Nürnberg - Auch wenn ihre Zahl zuletzt deutlich gestiegen ist - noch sind es im Vergleich zur Gesamtzahl der Hartz-IV-Bezieher wenige Bulgaren und Rumänen, die auf Leistungen der Jobcenter angewiesen sind. Die Probleme konzentrierten sich auf wenige Großstädte.

Nach Informationen der Bundesagentur für Arbeit (BA) ist eine Armutszuwanderung aus den beiden Ländern "nur punktuell ersichtlich", heißt es in einem internen Vorstandspapier der BA, das der Nachrichtenagentur dpa vorliegt.

Nach Angaben der Nürnberger Behörde bezogen im November 2013 fast 44 000 Rumänen und Bulgaren Hartz-IV-Leistungen - und damit 51 Prozent mehr als ein Jahr zuvor. Über die Entwicklung hatte auch die "Süddeutsche Zeitung" berichtet. Aktuellere Zahlen liegen der Bundesagentur derzeit noch nicht vor.

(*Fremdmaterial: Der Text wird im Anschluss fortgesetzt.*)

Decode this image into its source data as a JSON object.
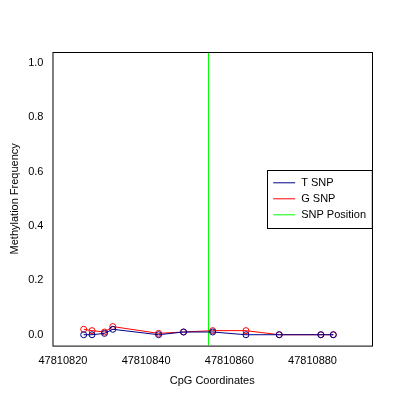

Eine BA-Sprecherin warnte vor einer Überbewertung der Entwicklung. Die Zahl der bulgarischen und rumänischen Zuwanderer sei derzeit so klein, dass schon kleinere Veränderungen "gigantische Prozentzahlen provozieren". Derzeit machten die auf Leistungen der Jobcenter angewiesenen Bulgaren und Rumänien lediglich 0,7 Prozent aller Hartz-IV-Empfänger aus, gab die Sprecherin zu bedenken.

Bürger der beiden EU-Länder genießen erst seit Januar die volle Arbeitnehmer-Freizügigkeit. Allerdings durften bereits vorher Akademiker in Deutschland arbeiten, sie haben bei späterer Arbeitslosigkeit Anspruch auf entsprechende Leistungen. Auch Selbstständige können ihren Lohn mit Staatshilfe aufstocken. Ohnehin Anspruch auf Hartz IV haben Rumänen und Bulgaren, die schon länger in Deutschland leben.

Die Jobcenter stellen sich unterdessen auf einen verstärkten Zustrom arbeitsloser Bulgaren und Rumänen in den kommenden Monaten ein. Schon in den ersten Januar-Tagen hätten Jobcenter in Berlin und einigen westlichen Ballungsräumen einen verstärkten Zustrom verzeichnet. Viele hätten sich vorsorglich arbeitssuchend gemeldet - auch wenn sie vorerst nicht unbedingt mit Arbeitslosengeld II rechnen könnten, hieß es schon im Februar in BA-Kreisen.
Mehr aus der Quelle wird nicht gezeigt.